Well, whatever. But this is the same child who will spend hours online memorizing statistics about various Pokemon characters, sorting through his card collection and playing the game on his DS. He's even been to a few league sessions and enjoys it immensely.
My point being, he learns quite a bit without anyone telling him what to learn, when or where. It isn't necessarily something I would select as curriculum were I homeschooling him, but I sure think those hours could be counted as a "Pokemon Elective." Who says it all has to be about home economics and woodworking if that isn't what interests the child?
Widdle Shamrock blogged recently about how her unschooled homeschoolers are interested in "boring" school-type stuff, to the horror of their friends.
"The boys never realised they were being ‘taught’ until we made friends with some mainstreamed children," she wrote. "The toys the boys pulled out were ‘learning stuff and boring’ according to the friends. From that moment, things changed for us in the sense that whenever we went to ‘do’ anything, the boys would ask, ‘is this learning or is this fun?’"
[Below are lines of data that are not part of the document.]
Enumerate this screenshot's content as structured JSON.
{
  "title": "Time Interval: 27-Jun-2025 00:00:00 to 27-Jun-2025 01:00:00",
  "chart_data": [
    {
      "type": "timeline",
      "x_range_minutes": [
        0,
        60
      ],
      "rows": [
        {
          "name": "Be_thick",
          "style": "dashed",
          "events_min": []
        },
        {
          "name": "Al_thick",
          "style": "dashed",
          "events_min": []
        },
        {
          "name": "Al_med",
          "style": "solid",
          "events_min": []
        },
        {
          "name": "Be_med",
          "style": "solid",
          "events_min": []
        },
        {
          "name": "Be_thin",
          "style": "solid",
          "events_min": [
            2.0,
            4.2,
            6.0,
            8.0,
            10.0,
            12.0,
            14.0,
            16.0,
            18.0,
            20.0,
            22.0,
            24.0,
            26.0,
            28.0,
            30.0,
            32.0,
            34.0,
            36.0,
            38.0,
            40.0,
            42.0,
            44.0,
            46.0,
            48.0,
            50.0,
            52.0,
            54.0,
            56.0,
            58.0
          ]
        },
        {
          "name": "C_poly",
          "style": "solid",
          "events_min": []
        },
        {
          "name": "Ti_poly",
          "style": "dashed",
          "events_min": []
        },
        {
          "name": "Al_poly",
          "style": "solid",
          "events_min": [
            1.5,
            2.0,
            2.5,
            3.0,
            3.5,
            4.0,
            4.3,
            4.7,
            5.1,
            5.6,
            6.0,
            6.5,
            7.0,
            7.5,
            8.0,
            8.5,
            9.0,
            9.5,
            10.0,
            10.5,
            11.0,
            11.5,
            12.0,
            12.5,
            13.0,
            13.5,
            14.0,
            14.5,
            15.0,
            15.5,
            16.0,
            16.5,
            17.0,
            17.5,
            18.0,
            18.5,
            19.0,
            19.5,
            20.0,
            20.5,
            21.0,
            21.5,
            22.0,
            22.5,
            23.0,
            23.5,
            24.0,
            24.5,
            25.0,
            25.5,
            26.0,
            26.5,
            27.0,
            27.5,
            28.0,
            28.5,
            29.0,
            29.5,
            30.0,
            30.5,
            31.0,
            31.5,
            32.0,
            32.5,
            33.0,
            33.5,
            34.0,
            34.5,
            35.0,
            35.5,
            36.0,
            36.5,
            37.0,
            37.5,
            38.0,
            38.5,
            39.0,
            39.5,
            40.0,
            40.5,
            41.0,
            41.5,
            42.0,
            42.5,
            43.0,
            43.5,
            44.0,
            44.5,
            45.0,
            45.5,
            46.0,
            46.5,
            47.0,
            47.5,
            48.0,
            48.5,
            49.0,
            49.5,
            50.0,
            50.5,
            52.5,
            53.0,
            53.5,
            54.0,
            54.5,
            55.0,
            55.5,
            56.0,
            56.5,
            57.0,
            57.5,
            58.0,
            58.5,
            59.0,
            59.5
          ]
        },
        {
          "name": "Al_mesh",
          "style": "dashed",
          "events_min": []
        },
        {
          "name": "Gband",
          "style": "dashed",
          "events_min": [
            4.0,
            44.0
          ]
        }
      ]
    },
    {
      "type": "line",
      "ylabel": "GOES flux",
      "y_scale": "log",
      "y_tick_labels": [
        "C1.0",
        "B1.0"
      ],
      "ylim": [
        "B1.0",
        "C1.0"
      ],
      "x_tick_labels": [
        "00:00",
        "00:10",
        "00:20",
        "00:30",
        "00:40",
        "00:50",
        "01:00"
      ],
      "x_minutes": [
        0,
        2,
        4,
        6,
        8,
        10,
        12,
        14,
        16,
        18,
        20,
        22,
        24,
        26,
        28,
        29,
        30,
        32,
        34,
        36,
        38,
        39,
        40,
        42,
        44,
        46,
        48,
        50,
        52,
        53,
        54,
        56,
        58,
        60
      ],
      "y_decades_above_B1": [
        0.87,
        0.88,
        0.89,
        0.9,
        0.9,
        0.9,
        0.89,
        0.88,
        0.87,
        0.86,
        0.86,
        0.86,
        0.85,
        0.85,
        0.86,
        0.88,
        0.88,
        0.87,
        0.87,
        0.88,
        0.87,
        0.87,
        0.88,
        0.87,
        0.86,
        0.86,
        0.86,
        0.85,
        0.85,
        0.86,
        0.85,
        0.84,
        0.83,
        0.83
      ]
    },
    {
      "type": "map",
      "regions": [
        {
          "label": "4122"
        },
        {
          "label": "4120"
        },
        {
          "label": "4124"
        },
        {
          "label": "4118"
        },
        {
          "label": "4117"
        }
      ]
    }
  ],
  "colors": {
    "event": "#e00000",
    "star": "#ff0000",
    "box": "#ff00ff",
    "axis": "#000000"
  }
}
I have to admit to doing rather the opposite during the course of a day. I'll realize they were *actually discussing something school-related* and jump in to say, "That's a half hour of homeschool, RIGHT THERE!" and snicker to myself when the older boys overhearing protest that they weren't talking about it for a full half hour, that you can't count regular conversations as "school," etc..
I don't log every conversation we have down, naturally, but I did log down the three hours they spent (so far) watching Ken Burns' Civil War documentary. "Why isn't McClellan attacking?!" Elf keeps turning to ask me. I think TV time can be learning time sometimes, and I guess having homeschooled, the children don't see much difference between school and life. They are, however, asking frequently about whether this "counts" toward their hours.
Not that they should have to worry about that. Missouri state law dictates 1,000 hours per school year, and we logged close to 1900 last year. I love my curriculum-in-a-box stuff even if it doesn't all come from the same box (!), but I can't say anywhere close to all our learning occurs during the hours we're doing worksheets.